Detecting Machine-Translated Paragraphs by Matching Similar Words
This addresses the problem of preventing misunderstandings from unnatural translations for users and systems relying on machine-translated text, representing a strong incremental improvement over existing detection methods.
The paper tackled detecting machine-translated paragraphs by developing a coherence-based method that matches similar words throughout a paragraph, achieving high performance with accuracies of 87.0% on English, 89.2% on Dutch, and 97.9% on Japanese, outperforming previous methods.

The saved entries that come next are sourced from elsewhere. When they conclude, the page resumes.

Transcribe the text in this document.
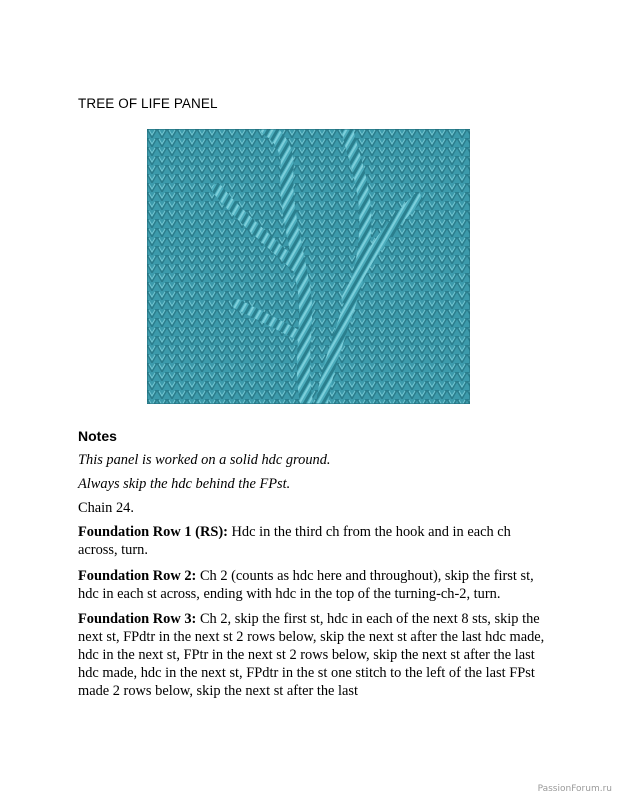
TREE OF LIFE PANEL
Notes
This panel is worked on a solid hdc ground.
Always skip the hdc behind the FPst.
Chain 24.
Foundation Row 1 (RS): Hdc in the third ch from the hook and in each ch across, turn.
Foundation Row 2: Ch 2 (counts as hdc here and throughout), skip the first st, hdc in each st across, ending with hdc in the top of the turning-ch-2, turn.
Foundation Row 3: Ch 2, skip the first st, hdc in each of the next 8 sts, skip the next st, FPdtr in the next st 2 rows below, skip the next st after the last hdc made, hdc in the next st, FPtr in the next st 2 rows below, skip the next st after the last hdc made, hdc in the next st, FPdtr in the st one stitch to the left of the last FPst made 2 rows below, skip the next st after the last
PassionForum.ru
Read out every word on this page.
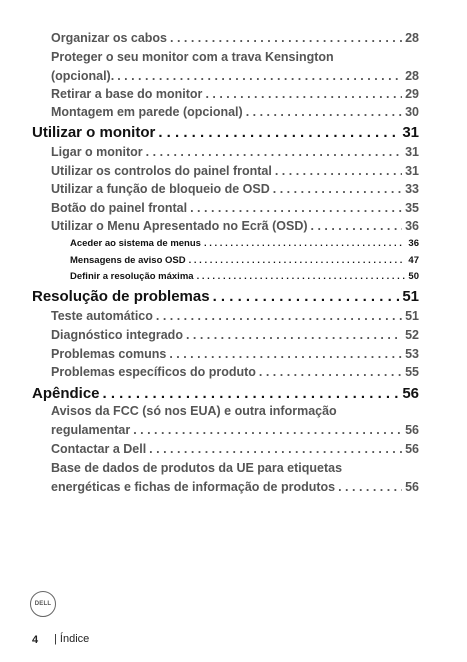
Organizar os cabos . . .	28
Proteger o seu monitor com a trava Kensington
(opcional). . . .	28
Retirar a base do monitor . . .	29
Montagem em parede (opcional) . . .	30
Utilizar o monitor . . .	31
Ligar o monitor . . .	31
Utilizar os controlos do painel frontal . . .	31
Utilizar a função de bloqueio de OSD . . .	33
Botão do painel frontal . . .	35
Utilizar o Menu Apresentado no Ecrã (OSD) . . .	36
Aceder ao sistema de menus . . .	36
Mensagens de aviso OSD . . .	47
Definir a resolução máxima . . .	50
Resolução de problemas . . .	51
Teste automático . . .	51
Diagnóstico integrado . . .	52
Problemas comuns . . .	53
Problemas específicos do produto . . .	55
Apêndice . . .	56
Avisos da FCC (só nos EUA) e outra informação
regulamentar . . .	56
Contactar a Dell . . .	56
Base de dados de produtos da UE para etiquetas
energéticas e fichas de informação de produtos . . .	56
DELL
4 | Índice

Machine-translated text plays an important role in modern life by smoothing communication from various communities using different languages. However, unnatural translation may lead to misunderstanding, a detector is thus needed to avoid the unfortunate mistakes. While a previous method measured the naturalness of continuous words using a N-gram language model, another method matched noncontinuous words across sentences but this method ignores such words in an individual sentence. We have developed a method matching similar words throughout the paragraph and estimating the paragraph-level coherence, that can identify machine-translated text. Experiment evaluates on 2000 English human-generated and 2000 English machine-translated paragraphs from German showing that the coherence-based method achieves high performance (accuracy = 87.0%; equal error rate = 13.0%). It is efficiently better than previous methods (best accuracy = 72.4%; equal error rate = 29.7%). Similar experiments on Dutch and Japanese obtain 89.2% and 97.9% accuracy, respectively. The results demonstrate the persistence of the proposed method in various languages with different resource levels.